Hepatic mRNA level assay

Total RNA isolated from hepatic tissues was used for cDNA synthesis with an M-MLV Reverse Transcriptase kit. The hepatic mRNA levels of p53, LCN2, and β-actin were evaluated by semi-quantitative RT-PCR in the StepOne™ Real-Time PCR System according to follow parameters: 40 cycles of 40 min at 60°C, 3 min at 95° C, 1 min at 60° C and 20 seconds at 72°C. The PCR products were separated with 2% agarose gels. The signals of p53 and LCN2 were normalized against the signal of β-actin to analyze mRNA level. All primers are listed in Supplementary Table 1.

Bisulfite genomic sequencing assay

The bisulfite genomic sequencing was performed to detect the methylation status of LCN2 promoter by Shanghai Ying Biotech Company. The PCR mixture was prepared as follows: 2X Master Mix (25 μl), Mg2+ (4 μl), F (10 μM, 1 μl), R (10 μM, 1 μl), and ddH2O to 50 μl. The PCR reaction was as follows: 95°C for 10 min; 95°C for 30 s, Tm for 30 s, 72°C for 30 s (35 cycles), and 72°C for 10 min. All primers are listed in Supplementary Table 1.

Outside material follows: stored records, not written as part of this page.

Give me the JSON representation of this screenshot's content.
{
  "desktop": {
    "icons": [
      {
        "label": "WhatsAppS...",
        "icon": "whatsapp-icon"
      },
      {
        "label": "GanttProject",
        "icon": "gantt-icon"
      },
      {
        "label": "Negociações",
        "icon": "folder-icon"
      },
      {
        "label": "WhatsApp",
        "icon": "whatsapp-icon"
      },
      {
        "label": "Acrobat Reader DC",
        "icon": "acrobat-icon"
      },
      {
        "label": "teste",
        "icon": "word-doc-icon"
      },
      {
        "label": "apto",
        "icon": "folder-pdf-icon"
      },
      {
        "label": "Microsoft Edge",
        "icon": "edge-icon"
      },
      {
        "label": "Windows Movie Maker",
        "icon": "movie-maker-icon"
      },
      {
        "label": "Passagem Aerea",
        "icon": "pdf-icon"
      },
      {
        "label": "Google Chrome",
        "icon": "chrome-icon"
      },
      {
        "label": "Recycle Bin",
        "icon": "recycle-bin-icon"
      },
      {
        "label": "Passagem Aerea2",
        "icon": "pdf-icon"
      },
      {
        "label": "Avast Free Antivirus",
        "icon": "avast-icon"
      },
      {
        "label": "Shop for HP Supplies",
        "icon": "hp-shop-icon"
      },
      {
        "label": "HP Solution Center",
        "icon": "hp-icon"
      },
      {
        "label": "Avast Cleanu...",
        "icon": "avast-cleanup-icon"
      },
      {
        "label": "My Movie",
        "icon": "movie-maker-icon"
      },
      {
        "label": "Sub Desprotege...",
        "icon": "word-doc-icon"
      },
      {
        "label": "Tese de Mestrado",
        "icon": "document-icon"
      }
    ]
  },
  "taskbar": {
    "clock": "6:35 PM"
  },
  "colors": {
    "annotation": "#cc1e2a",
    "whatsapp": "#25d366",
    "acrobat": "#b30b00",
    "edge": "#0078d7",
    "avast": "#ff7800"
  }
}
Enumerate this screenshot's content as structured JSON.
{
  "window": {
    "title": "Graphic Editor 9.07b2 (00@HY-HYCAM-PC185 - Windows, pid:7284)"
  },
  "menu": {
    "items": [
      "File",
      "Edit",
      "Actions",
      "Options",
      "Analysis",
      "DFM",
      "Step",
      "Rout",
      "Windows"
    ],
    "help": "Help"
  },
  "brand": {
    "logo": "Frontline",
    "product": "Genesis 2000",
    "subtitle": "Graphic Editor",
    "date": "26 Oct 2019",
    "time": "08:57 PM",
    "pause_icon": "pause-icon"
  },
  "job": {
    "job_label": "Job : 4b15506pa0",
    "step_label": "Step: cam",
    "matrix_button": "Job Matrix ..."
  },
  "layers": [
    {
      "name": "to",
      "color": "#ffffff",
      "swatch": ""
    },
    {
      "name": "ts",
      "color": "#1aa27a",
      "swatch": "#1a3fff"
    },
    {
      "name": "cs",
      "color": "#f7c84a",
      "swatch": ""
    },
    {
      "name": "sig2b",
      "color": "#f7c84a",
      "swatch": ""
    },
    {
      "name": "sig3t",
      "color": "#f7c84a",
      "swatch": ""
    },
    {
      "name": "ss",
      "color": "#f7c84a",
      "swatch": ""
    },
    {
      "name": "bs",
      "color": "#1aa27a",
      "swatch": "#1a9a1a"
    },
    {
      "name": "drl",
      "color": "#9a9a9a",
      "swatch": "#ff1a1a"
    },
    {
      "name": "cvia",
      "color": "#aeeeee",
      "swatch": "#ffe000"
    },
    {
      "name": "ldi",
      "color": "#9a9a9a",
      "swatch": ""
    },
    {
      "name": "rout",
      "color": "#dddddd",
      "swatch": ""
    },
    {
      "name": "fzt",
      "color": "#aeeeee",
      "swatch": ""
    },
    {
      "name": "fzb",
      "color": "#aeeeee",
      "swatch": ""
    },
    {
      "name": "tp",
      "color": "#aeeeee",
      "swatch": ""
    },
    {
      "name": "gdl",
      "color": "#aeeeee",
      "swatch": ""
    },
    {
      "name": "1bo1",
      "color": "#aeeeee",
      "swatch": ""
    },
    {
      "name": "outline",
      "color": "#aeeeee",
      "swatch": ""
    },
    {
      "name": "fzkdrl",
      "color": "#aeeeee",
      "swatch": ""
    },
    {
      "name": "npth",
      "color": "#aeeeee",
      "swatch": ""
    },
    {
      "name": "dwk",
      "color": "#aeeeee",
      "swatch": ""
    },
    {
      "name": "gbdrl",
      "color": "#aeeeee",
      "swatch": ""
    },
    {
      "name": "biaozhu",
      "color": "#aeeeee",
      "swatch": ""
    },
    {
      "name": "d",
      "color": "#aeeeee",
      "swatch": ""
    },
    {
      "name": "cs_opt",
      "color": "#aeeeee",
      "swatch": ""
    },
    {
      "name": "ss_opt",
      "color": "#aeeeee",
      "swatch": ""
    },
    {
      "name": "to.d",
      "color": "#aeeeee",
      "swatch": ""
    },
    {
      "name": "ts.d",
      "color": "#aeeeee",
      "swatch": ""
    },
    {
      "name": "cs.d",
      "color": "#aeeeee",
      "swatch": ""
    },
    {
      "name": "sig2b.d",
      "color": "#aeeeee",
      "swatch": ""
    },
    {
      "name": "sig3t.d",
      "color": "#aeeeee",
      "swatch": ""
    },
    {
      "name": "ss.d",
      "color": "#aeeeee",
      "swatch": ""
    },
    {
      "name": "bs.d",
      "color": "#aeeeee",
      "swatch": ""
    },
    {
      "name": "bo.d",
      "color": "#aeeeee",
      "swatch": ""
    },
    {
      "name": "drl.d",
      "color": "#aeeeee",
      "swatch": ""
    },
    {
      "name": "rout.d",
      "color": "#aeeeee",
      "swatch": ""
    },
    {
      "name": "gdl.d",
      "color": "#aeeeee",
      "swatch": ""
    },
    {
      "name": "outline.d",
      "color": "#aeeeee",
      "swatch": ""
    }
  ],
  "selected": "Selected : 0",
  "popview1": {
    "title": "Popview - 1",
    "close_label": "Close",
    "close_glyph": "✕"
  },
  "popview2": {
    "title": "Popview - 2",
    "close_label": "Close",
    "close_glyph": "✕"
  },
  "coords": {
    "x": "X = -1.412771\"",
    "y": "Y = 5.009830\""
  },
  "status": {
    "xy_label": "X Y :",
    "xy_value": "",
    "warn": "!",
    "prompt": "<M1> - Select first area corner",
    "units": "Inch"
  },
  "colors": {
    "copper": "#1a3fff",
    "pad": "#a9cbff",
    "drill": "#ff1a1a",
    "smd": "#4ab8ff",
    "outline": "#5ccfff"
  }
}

Chromatin immunoprecipitation (ChIP) assay

ChIP assay was performed with an EZ-ChIP chromatin immunoprecipitation (ChIP) assay kit (17-295, Millipore) according to the manufacturer’s recommended procedure. The monoclonal antibodies for H3K9Me2 and nonspecific immunoglobulin G (56834, Sigma-Aldrich) were used for each sample. The amplified PCR products were electrophoresed with a 2% agarose gel.

Nude mouse tumor formation assay (xenografts)

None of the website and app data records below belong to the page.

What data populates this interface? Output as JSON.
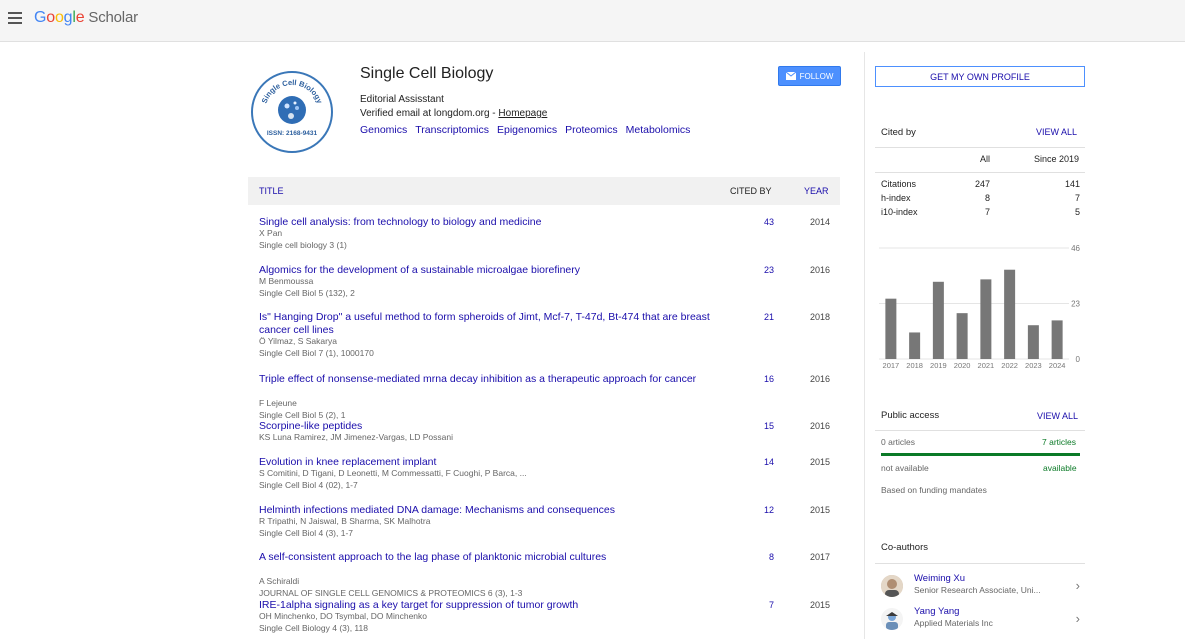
{
  "app": {
    "logo_google": "Google",
    "logo_scholar": "Scholar"
  },
  "profile": {
    "name": "Single Cell Biology",
    "avatar_text_top": "Single Cell Biology",
    "avatar_text_bottom": "ISSN: 2168-9431",
    "affiliation": "Editorial Assisstant",
    "verified_prefix": "Verified email at longdom.org - ",
    "homepage_label": "Homepage",
    "interests": [
      "Genomics",
      "Transcriptomics",
      "Epigenomics",
      "Proteomics",
      "Metabolomics"
    ],
    "follow_label": "FOLLOW"
  },
  "table": {
    "col_title": "TITLE",
    "col_cited": "CITED BY",
    "col_year": "YEAR",
    "rows": [
      {
        "title": "Single cell analysis: from technology to biology and medicine",
        "authors": "X Pan",
        "venue": "Single cell biology 3 (1)",
        "cites": "43",
        "year": "2014"
      },
      {
        "title": "Algomics for the development of a sustainable microalgae biorefinery",
        "authors": "M Benmoussa",
        "venue": "Single Cell Biol 5 (132), 2",
        "cites": "23",
        "year": "2016"
      },
      {
        "title": "Is\" Hanging Drop\" a useful method to form spheroids of Jimt, Mcf-7, T-47d, Bt-474 that are breast cancer cell lines",
        "authors": "Ö Yilmaz, S Sakarya",
        "venue": "Single Cell Biol 7 (1), 1000170",
        "cites": "21",
        "year": "2018"
      },
      {
        "title": "Triple effect of nonsense-mediated mrna decay inhibition as a therapeutic approach for cancer",
        "authors": "F Lejeune",
        "venue": "Single Cell Biol 5 (2), 1",
        "cites": "16",
        "year": "2016"
      },
      {
        "title": "Scorpine-like peptides",
        "authors": "KS Luna Ramirez, JM Jimenez-Vargas, LD Possani",
        "venue": "",
        "cites": "15",
        "year": "2016"
      },
      {
        "title": "Evolution in knee replacement implant",
        "authors": "S Comitini, D Tigani, D Leonetti, M Commessatti, F Cuoghi, P Barca, ...",
        "venue": "Single Cell Biol 4 (02), 1-7",
        "cites": "14",
        "year": "2015"
      },
      {
        "title": "Helminth infections mediated DNA damage: Mechanisms and consequences",
        "authors": "R Tripathi, N Jaiswal, B Sharma, SK Malhotra",
        "venue": "Single Cell Biol 4 (3), 1-7",
        "cites": "12",
        "year": "2015"
      },
      {
        "title": "A self-consistent approach to the lag phase of planktonic microbial cultures",
        "authors": "A Schiraldi",
        "venue": "JOURNAL OF SINGLE CELL GENOMICS & PROTEOMICS 6 (3), 1-3",
        "cites": "8",
        "year": "2017"
      },
      {
        "title": "IRE-1alpha signaling as a key target for suppression of tumor growth",
        "authors": "OH Minchenko, DO Tsymbal, DO Minchenko",
        "venue": "Single Cell Biology 4 (3), 118",
        "cites": "7",
        "year": "2015"
      }
    ]
  },
  "sidebar": {
    "get_profile_label": "GET MY OWN PROFILE",
    "cited_by": {
      "heading": "Cited by",
      "view_all": "VIEW ALL",
      "col_all": "All",
      "col_since": "Since 2019",
      "rows": [
        {
          "label": "Citations",
          "all": "247",
          "since": "141"
        },
        {
          "label": "h-index",
          "all": "8",
          "since": "7"
        },
        {
          "label": "i10-index",
          "all": "7",
          "since": "5"
        }
      ]
    },
    "public_access": {
      "heading": "Public access",
      "view_all": "VIEW ALL",
      "left_count": "0 articles",
      "right_count": "7 articles",
      "left_label": "not available",
      "right_label": "available",
      "note": "Based on funding mandates",
      "available_fraction": 1.0
    },
    "coauthors": {
      "heading": "Co-authors",
      "items": [
        {
          "name": "Weiming Xu",
          "affiliation": "Senior Research Associate, Uni..."
        },
        {
          "name": "Yang Yang",
          "affiliation": "Applied Materials Inc"
        }
      ]
    }
  },
  "chart_data": {
    "type": "bar",
    "categories": [
      "2017",
      "2018",
      "2019",
      "2020",
      "2021",
      "2022",
      "2023",
      "2024"
    ],
    "values": [
      25,
      11,
      32,
      19,
      33,
      37,
      14,
      16
    ],
    "y_ticks": [
      "46",
      "23",
      "0"
    ],
    "ylim": [
      0,
      46
    ],
    "bar_color": "#777777",
    "grid": true
  }
}
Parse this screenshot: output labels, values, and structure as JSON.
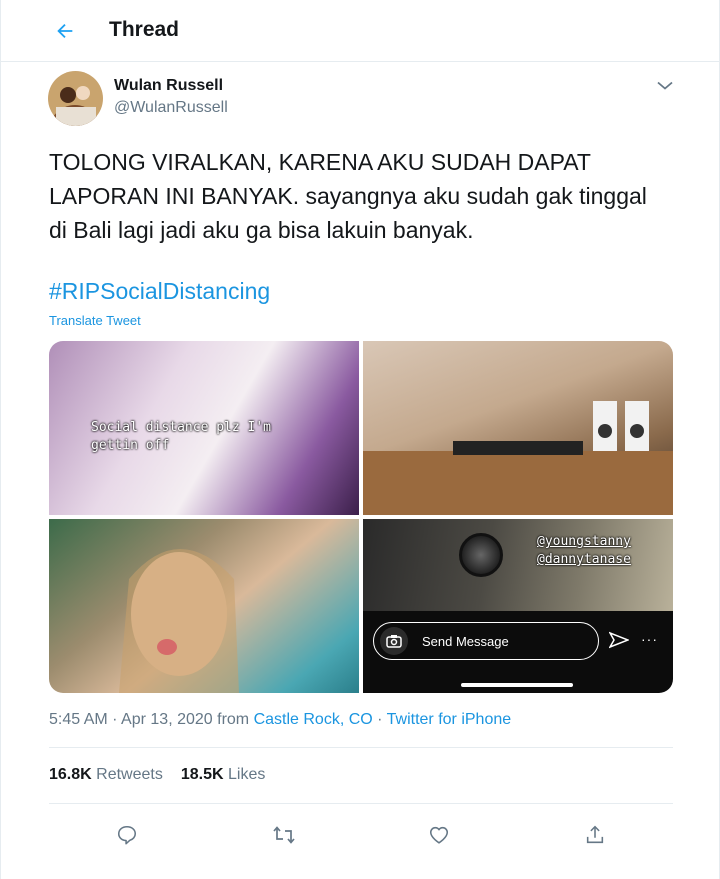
{
  "header": {
    "title": "Thread",
    "back_icon": "arrow-left-icon",
    "accent": "#1da1f2"
  },
  "author": {
    "name": "Wulan Russell",
    "handle": "@WulanRussell",
    "menu_icon": "chevron-down-icon"
  },
  "tweet": {
    "text": "TOLONG VIRALKAN, KARENA AKU SUDAH DAPAT LAPORAN INI BANYAK. sayangnya aku sudah gak tinggal di Bali lagi jadi aku ga bisa lakuin banyak.",
    "hashtag": "#RIPSocialDistancing",
    "translate_label": "Translate Tweet"
  },
  "media": {
    "overlay_1": "Social distance plz I'm\ngettin off",
    "overlay_4_mentions": "@youngstanny\n@dannytanase",
    "message_placeholder": "Send Message",
    "more_label": "···"
  },
  "meta": {
    "time": "5:45 AM",
    "sep1": " · ",
    "date": "Apr 13, 2020",
    "from": " from ",
    "location": "Castle Rock, CO",
    "sep2": " · ",
    "source": "Twitter for iPhone"
  },
  "stats": {
    "retweets_count": "16.8K",
    "retweets_label": " Retweets",
    "likes_count": "18.5K",
    "likes_label": " Likes"
  },
  "actions": [
    "reply-icon",
    "retweet-icon",
    "like-icon",
    "share-icon"
  ],
  "colors": {
    "link": "#1b95e0",
    "muted": "#657786",
    "text": "#14171a",
    "border": "#e6ecf0"
  }
}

To examine the effect of FA on cell tumor formation in vivo, a total of 15 nude mice were randomly divided into three groups feeding with different amino acid-defined diet as follows: FA-deficiency nude mouse group (FD group, 0 mg folate/kg diet), FA-supplementation nude mouse group (FS group, 8 mg folate/kg diet), and FA-normal nude mouse group (FN group, 2 mg folate/kg diet). Then, different groups of cells (1×106 cells/mouse) were separately injected subcutaneously into the left flanks of corresponding mice (High FA cells to FS group mice, Normal FA cells to FN group mice and Low FA cells to FD group mice). All mice were sacrificed to observe the development of tumor growth after 4-5 weeks after treatment. The tumor size of each group was measured at the same time of every week and the volume was calculated with the formula 1/2 L1 (L2)2, where L1 and L2 represented the long and short axes of the tumor, respectively. To examine the effect of the LCN2 on tumor formation in vivo, another 20 nude mice were randomly assigned to four groups as follows: Low FA cells to FD group mice, Normal FA cells to FN group mice, High FA cells (stable transfectants of pcDNA3.1) to FS group mice and High FA cells (stable transfectants of pcDNA3.1-LCN2) to FS group mice.

HBx transgenic mouse tumor formation assay

To examine the chemoprevention effect of FA on HBx-induced hepatocarcinogenesis, a total of 15 HBx transgenic mice were also randomly divided into three groups feeding with different amino acid-defined diet as follows: FA-deficiency HBx mouse group (FD-HBx group, 0 mg folate/kg diet), FA-supplementation HBx mouse group (FS-HBx group, 8 mg folate/kg diet), and FA-normal HBx mouse group (FN-HBx group, 2 mg folate/kg diet).

Statistical analysis

Data are presented as the means ± standard deviation. The data for two groups were not suitable for the Chi-square test; therefore, the Wilcoxon signed-rank test was used for the quantitative analysis of HCC tissues compared with adjacent tissues. The Mann-Whitney U test was used for two independent samples. One-way analysis of variance was performed for the quantitative analysis of groups. The data obtained from multiple time points were analyzed using repeated measurement data in the groups. Mauchly’s test showed that p<0.001. The results were revised using the Greenhouse-Geisser correction. The statistical analysis was performed using SPSS (version 18.0, IBM, NY, USA). A two-sided significance level of 0.001 was used for all statistical analyses.

ACKNOWLEDGMENTS

The authors are very grateful to Dr. Feng Liu for their technical assistance and precious suggestions.

CONFLICTS OF INTEREST

The authors declare that they have no conflicts of interest.

GRANT SUPPORT

This work was supported by grants from the National Natural Science Foundation of China (81272331) and the National Key Research and Development Program (2016YFC1000503).